レポートでは、以下の8つの予測をしている。

  1. 衰えない「ランサムウェアビジネス」と「ネット恐喝」のさらなる台頭
  2. サイバー犯罪者は利益追求を目的にIoT機器を狙った新しい手法を模索
  3. 「ビジネスメール詐欺」による全世界での被害総額は90億米ドル超に
  4. 効果が実証されたスパムメールの手法を駆使し、サイバープロパガンダキャンペーンが巧妙化
  5. 検出回避に機械学習やブロックチェーンの技術が利用される
  6. 注目を集める訴訟が発生しない限り、多くの企業でGDPR対応は進まない
  7. 企業向けアプリケーションやプラットフォームが悪用や脆弱性利用のリスクにさらされ

以下、興味深い項目を紹介したい

今後も衰えないランサムウェアの脅威、ネット恐喝も

2017年セキュリティ脅威予測では、ランサムウェアの攻撃の多様化が予測された。その予測は的中し、WannaCryとPETYA(ネットワーク経由のワーム活動で急激な感染拡大)、LOCKYとFAKEGLOBE(スパムメール送信活動で感染拡大)、Bad Rabbit(水飲み場型攻撃が感染経路)といった手口が検知され、被害が発生した。

2018年は、さまざまな手口のネット恐喝が行われ、ランサムウェアの脅威は引き続き高いレベルを維持すると予測する。特に効果的な恐喝の手口として、工業施設の稼働や生産ラインを混乱させるランサムウェア攻撃を行い、「産業用IoT(Industrial Internet of Things、IIoT)」を持つ企業を攻撃対象とするとのことだ。2017年も、WannaCryやPETYAによる大規模攻撃の二次被害として工場や生産ラインの停止が発生しいる。このような攻撃の可能性を指摘する。

また、一般データ保護規則(General Data Protection Regulation、GDPR:後述)の施行に伴い、一般データ保護規則規制対象の個人情報がサイバー犯罪者に狙われる可能性も指摘する。どのような恐喝が予測されるのか。企業が課される一般データ保護規則の制裁金に注目する。一般公開されている財務情報から身代金の額を決定し、一般データ保護規則の制裁金を逃れる代わりに身代金を払うように脅迫するのである。かつて、偽セキュリティソフトやランサムウェア攻撃で「著作権違反」や「法執行機関からの警告」の手口が利用されたように、一般データ保護規則違反の警告を偽装したソーシャルエンジニアリング手法が登場する可能性もある。

一般データ保護規則の施行により、多額な制裁金も

EUでは、2018年5月より一般データ保護規則(General Data Protection Regulation、GDPR)を施行する。欧州経済地域(EEA)の個人情報を取り扱う企業にとって、無関係ではいられない。EEA内で個人情報を取り扱う限り、ヨーロッパに拠点があるかに関係なく、全世界の企業が対象となる。そして、一般データ保護規則に違反すると、全世界での売上の4%、もしくは2,000万ユーロ(26億5,373万円。2017年12月07日時点のレートで換算)のいずれか大きいほうの額の制裁金が科せられる。
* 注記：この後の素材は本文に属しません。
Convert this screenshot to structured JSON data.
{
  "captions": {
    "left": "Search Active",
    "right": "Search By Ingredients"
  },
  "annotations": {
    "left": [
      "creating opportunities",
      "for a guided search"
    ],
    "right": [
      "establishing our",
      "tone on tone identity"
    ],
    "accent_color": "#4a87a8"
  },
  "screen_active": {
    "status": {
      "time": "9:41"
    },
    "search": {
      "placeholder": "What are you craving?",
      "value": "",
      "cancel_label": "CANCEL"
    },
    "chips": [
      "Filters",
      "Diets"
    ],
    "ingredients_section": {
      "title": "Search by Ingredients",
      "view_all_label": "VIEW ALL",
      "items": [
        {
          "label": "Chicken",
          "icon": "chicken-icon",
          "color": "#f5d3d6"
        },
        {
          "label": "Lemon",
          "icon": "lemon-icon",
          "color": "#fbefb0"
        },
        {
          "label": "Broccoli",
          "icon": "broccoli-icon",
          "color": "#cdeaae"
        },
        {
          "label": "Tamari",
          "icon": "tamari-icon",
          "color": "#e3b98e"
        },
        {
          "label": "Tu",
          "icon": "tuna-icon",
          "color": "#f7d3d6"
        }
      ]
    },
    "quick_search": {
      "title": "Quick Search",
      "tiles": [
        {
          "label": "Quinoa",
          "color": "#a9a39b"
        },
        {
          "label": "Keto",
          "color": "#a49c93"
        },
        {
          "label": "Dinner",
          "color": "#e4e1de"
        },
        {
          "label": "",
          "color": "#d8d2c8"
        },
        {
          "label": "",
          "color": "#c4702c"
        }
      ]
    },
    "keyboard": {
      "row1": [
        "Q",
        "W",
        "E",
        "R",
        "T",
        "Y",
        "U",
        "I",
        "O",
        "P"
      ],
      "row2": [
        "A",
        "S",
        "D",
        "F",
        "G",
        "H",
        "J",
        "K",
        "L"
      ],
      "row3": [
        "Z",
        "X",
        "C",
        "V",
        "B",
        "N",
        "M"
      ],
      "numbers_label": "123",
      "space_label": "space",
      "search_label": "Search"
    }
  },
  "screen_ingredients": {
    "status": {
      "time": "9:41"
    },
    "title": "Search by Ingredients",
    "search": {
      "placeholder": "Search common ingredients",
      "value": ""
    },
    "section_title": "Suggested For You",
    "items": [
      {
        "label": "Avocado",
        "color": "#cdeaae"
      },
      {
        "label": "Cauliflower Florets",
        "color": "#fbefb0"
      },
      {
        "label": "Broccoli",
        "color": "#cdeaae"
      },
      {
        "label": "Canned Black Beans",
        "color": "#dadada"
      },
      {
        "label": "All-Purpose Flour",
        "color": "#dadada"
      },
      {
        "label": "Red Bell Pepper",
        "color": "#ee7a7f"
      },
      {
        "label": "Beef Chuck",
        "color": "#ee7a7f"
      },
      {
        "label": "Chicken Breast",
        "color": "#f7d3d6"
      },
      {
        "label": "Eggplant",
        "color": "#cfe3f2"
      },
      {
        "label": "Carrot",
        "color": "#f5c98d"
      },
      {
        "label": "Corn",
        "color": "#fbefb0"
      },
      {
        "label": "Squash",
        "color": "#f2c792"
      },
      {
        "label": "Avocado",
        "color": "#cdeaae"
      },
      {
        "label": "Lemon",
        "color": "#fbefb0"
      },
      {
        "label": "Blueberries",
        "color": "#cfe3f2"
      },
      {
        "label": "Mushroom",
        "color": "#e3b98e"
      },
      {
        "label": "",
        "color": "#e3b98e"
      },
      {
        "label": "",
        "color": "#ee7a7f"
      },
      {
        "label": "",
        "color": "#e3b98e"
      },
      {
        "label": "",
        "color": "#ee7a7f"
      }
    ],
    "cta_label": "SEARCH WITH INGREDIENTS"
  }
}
トレンドマイクロは施行にあたって、Cクラスの幹部役員に対し、一般データ保護規則に関する調査を行った。その結果が、図である。

  • 図2 一般データ保護規則施行への準備状況

この結果以外にも、幹部役員の大半が個人情報そのものに対する理解が十分でないことも判明している。このような状況で、一般データ保護規則が施行されるとどうなるか。トレンドマイクロによれば、以下の情報流出事件では、多額の制裁金が科せられる可能性があったとのことだ。
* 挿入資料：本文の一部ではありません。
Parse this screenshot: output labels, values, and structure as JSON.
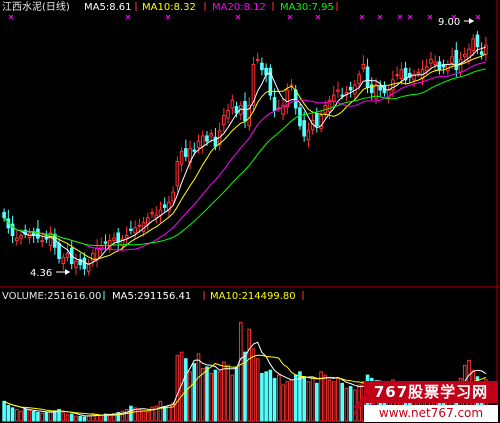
{
  "price_header": {
    "stock_label": "江西水泥(日线)",
    "ma5_text": "MA5:8.61",
    "ma10_text": "MA10:8.32",
    "ma20_text": "MA20:8.12",
    "ma30_text": "MA30:7.95",
    "colors": {
      "stock": "#e8e8e8",
      "ma5": "#ffffff",
      "ma10": "#ffff00",
      "ma20": "#ff00ff",
      "ma30": "#00ff00"
    }
  },
  "volume_header": {
    "volume_text": "VOLUME:251616.00",
    "vma5_text": "MA5:291156.41",
    "vma10_text": "MA10:214499.80"
  },
  "annotations": {
    "high_label": "9.00",
    "low_label": "4.36"
  },
  "watermark": {
    "brand": "767股票学习网",
    "url": "www.net767.com"
  },
  "colors": {
    "up": "#ff3232",
    "down": "#54ffff",
    "background": "#000000",
    "separator": "#b00000"
  },
  "chart_data": [
    {
      "type": "candlestick",
      "panel": "price",
      "title": "江西水泥(日线)",
      "ylim": [
        4.1,
        9.35
      ],
      "ma_periods": [
        5,
        10,
        20,
        30
      ],
      "ma_colors": [
        "#ffffff",
        "#ffff00",
        "#ff00ff",
        "#00ff00"
      ],
      "closes": [
        5.4,
        5.2,
        5.05,
        5.0,
        5.05,
        5.08,
        5.1,
        5.05,
        5.0,
        4.95,
        4.98,
        5.1,
        4.82,
        4.6,
        4.62,
        4.7,
        4.5,
        4.55,
        4.48,
        4.4,
        4.5,
        4.7,
        4.8,
        4.85,
        4.9,
        4.95,
        5.0,
        4.92,
        4.98,
        5.05,
        5.15,
        5.2,
        5.25,
        5.3,
        5.4,
        5.5,
        5.45,
        5.55,
        5.6,
        5.7,
        5.9,
        6.5,
        6.7,
        6.6,
        6.75,
        6.7,
        6.9,
        7.0,
        6.9,
        7.05,
        6.8,
        7.1,
        7.4,
        7.5,
        7.7,
        7.45,
        7.6,
        7.3,
        7.6,
        8.4,
        8.5,
        8.3,
        8.2,
        7.8,
        7.5,
        7.55,
        7.6,
        7.9,
        8.0,
        7.55,
        7.2,
        7.0,
        7.1,
        7.3,
        7.2,
        7.4,
        7.6,
        7.7,
        7.8,
        7.9,
        7.8,
        7.85,
        7.9,
        8.0,
        8.2,
        8.4,
        7.95,
        7.85,
        8.0,
        7.9,
        7.85,
        7.9,
        8.1,
        8.2,
        8.3,
        8.1,
        8.15,
        8.2,
        8.25,
        8.3,
        8.35,
        8.5,
        8.45,
        8.3,
        8.35,
        8.4,
        8.55,
        8.3,
        8.5,
        8.6,
        8.7,
        8.9,
        8.75,
        8.6,
        8.78
      ],
      "annotations": [
        {
          "text": "9.00",
          "type": "high"
        },
        {
          "text": "4.36",
          "type": "low"
        }
      ]
    },
    {
      "type": "bar",
      "panel": "volume",
      "title": "VOLUME",
      "ylim": [
        0,
        720000
      ],
      "current_volume": 251616.0,
      "ma5": 291156.41,
      "ma10": 214499.8,
      "volumes": [
        120000,
        95000,
        80000,
        70000,
        60000,
        72000,
        65000,
        58000,
        52000,
        48000,
        55000,
        60000,
        62000,
        70000,
        50000,
        38000,
        42000,
        30000,
        28000,
        25000,
        30000,
        45000,
        40000,
        35000,
        42000,
        38000,
        46000,
        52000,
        60000,
        70000,
        90000,
        80000,
        70000,
        62000,
        55000,
        85000,
        90000,
        120000,
        88000,
        95000,
        110000,
        400000,
        420000,
        380000,
        300000,
        350000,
        410000,
        320000,
        330000,
        290000,
        310000,
        300000,
        360000,
        340000,
        280000,
        330000,
        600000,
        420000,
        560000,
        440000,
        380000,
        290000,
        300000,
        310000,
        260000,
        280000,
        220000,
        240000,
        250000,
        280000,
        300000,
        270000,
        240000,
        260000,
        230000,
        300000,
        280000,
        250000,
        240000,
        260000,
        230000,
        200000,
        210000,
        190000,
        220000,
        240000,
        280000,
        260000,
        230000,
        210000,
        200000,
        230000,
        250000,
        220000,
        210000,
        190000,
        185000,
        200000,
        180000,
        170000,
        160000,
        175000,
        170000,
        150000,
        165000,
        180000,
        200000,
        230000,
        260000,
        340000,
        370000,
        310000,
        270000,
        240000,
        251616
      ]
    }
  ]
}
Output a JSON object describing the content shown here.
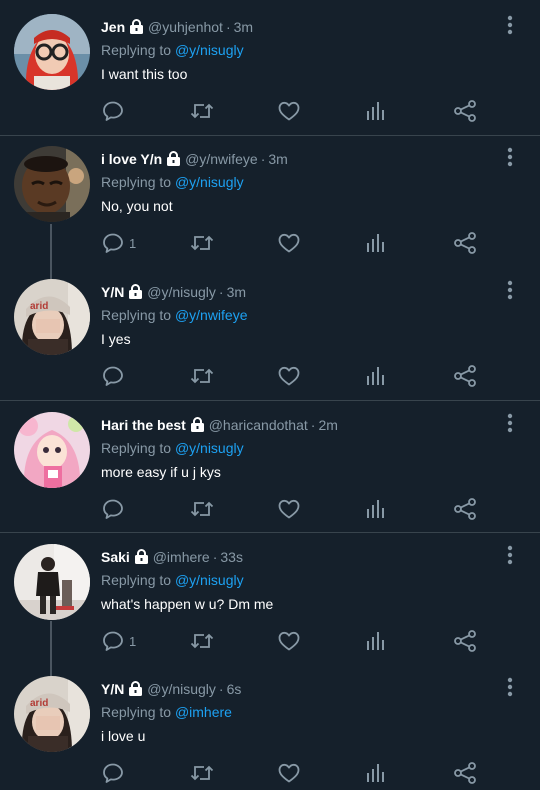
{
  "tweets": [
    {
      "name": "Jen",
      "handle": "@yuhjenhot",
      "time": "3m",
      "replying_prefix": "Replying to",
      "replying_to": "@y/nisugly",
      "text": "I want this too",
      "reply_count": "",
      "avatar": "red-hair-glasses"
    },
    {
      "name": "i love Y/n",
      "handle": "@y/nwifeye",
      "time": "3m",
      "replying_prefix": "Replying to",
      "replying_to": "@y/nisugly",
      "text": "No, you not",
      "reply_count": "1",
      "avatar": "man-squinting"
    },
    {
      "name": "Y/N",
      "handle": "@y/nisugly",
      "time": "3m",
      "replying_prefix": "Replying to",
      "replying_to": "@y/nwifeye",
      "text": "I yes",
      "reply_count": "",
      "avatar": "girl-beanie"
    },
    {
      "name": "Hari the best",
      "handle": "@haricandothat",
      "time": "2m",
      "replying_prefix": "Replying to",
      "replying_to": "@y/nisugly",
      "text": "more easy if u j kys",
      "reply_count": "",
      "avatar": "pink-doll"
    },
    {
      "name": "Saki",
      "handle": "@imhere",
      "time": "33s",
      "replying_prefix": "Replying to",
      "replying_to": "@y/nisugly",
      "text": "what's happen w u? Dm me",
      "reply_count": "1",
      "avatar": "girl-standing"
    },
    {
      "name": "Y/N",
      "handle": "@y/nisugly",
      "time": "6s",
      "replying_prefix": "Replying to",
      "replying_to": "@imhere",
      "text": "i love u",
      "reply_count": "",
      "avatar": "girl-beanie"
    }
  ],
  "icons": {
    "lock": "lock-icon",
    "more": "more-vertical-icon",
    "reply": "reply-icon",
    "retweet": "retweet-icon",
    "like": "like-icon",
    "analytics": "analytics-icon",
    "share": "share-icon"
  },
  "colors": {
    "background": "#15202b",
    "divider": "#38444d",
    "secondary_text": "#8899a6",
    "link": "#1da1f2",
    "icon": "#8899a6"
  }
}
  • 2017年、米国の大手信用情報会社「Equifax」での情報流出事例(英国の一部顧客に影響があった)
  • 2017年11月、米国配車サービス「Uber」の情報流出事例

トレンドマイクロでは、実際に多額の制裁金の事例が発生しないと、企業側の意識の変化は難しいのではないかと指摘する。

2018年に取り組むべきセキュリティ対策

では、どのような対策が求められるか。まず、個人などの一般ユーザーであるが、以下の対策が求められる。

  • 初期設定のパスワードを変更
  • 機器のセキュリティ設定確認
  • 更新プログラムの迅速な適用
  • ソーシャルエンジニアリング手法への警戒

いずれも、これまでいわれてきた内容である。しかし、IoT社会でさまざまなデバイスやアプリケーションが接続される。やはり、多層防御によるセキュリティ対策が求められる。さらに、脅威のライフサイクル全体をカバーすることでセキュリティが維持できると指摘する。
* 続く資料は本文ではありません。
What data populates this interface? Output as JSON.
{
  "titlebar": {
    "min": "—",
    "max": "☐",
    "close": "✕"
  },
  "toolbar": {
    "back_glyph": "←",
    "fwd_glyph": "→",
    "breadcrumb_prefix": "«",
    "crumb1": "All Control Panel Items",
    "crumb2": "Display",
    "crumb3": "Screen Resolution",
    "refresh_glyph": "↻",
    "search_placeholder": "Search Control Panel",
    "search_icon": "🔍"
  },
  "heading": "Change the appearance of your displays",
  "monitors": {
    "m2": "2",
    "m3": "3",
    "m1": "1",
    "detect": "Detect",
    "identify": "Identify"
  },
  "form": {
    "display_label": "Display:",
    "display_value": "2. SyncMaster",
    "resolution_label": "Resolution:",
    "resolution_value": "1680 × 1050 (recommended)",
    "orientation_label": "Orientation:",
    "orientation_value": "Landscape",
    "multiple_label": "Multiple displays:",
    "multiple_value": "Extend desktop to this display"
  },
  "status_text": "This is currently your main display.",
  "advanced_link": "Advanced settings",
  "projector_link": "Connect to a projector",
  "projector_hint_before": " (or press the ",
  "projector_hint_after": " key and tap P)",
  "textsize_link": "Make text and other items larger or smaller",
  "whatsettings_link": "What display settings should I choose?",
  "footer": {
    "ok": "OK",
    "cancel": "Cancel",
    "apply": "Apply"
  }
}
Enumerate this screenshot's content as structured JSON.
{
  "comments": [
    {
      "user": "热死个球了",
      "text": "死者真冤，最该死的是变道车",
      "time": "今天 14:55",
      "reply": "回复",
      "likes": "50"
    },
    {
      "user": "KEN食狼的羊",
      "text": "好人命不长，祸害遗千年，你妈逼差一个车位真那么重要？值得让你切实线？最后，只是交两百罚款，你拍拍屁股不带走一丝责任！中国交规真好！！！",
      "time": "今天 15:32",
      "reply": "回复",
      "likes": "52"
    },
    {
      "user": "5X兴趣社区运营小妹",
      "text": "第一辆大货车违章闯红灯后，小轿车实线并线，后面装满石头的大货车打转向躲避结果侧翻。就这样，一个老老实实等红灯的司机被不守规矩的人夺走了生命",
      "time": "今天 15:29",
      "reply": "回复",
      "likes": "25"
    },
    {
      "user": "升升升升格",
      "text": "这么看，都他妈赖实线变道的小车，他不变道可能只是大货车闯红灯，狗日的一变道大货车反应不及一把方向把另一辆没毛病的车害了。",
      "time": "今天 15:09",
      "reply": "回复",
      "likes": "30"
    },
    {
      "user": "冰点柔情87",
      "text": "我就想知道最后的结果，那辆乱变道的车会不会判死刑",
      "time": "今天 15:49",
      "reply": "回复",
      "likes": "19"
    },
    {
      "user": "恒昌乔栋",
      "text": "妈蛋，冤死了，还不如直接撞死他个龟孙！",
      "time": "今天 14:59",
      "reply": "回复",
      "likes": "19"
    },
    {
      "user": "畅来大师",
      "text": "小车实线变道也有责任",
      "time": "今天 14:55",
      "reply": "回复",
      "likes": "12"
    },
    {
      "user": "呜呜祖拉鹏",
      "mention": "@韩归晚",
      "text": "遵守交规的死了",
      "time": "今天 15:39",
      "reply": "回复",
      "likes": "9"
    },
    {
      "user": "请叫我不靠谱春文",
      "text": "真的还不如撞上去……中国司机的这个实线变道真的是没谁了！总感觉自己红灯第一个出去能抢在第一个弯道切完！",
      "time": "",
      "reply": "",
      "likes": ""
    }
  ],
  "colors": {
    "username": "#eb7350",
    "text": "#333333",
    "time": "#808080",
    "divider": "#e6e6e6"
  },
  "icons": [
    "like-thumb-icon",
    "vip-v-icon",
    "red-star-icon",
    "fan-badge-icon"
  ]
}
次に、企業の対策である。基本となるのは、すべてのネットワークの可視化と、脆弱性や攻撃に対するリアルタイムでの検出や防御を可能にするセキュリティソリューションの採用である。そのためのテクノロジーとして、以下を挙げている。

  • リアルタイム検索
  • メール、Webおよびファイルのレピュテーション技術
  • 挙動監視
  • 機械学習型検索
  • エンドポイントセキュリティ

興味を持たれたのであれば、ぜひ、一読していただきたい。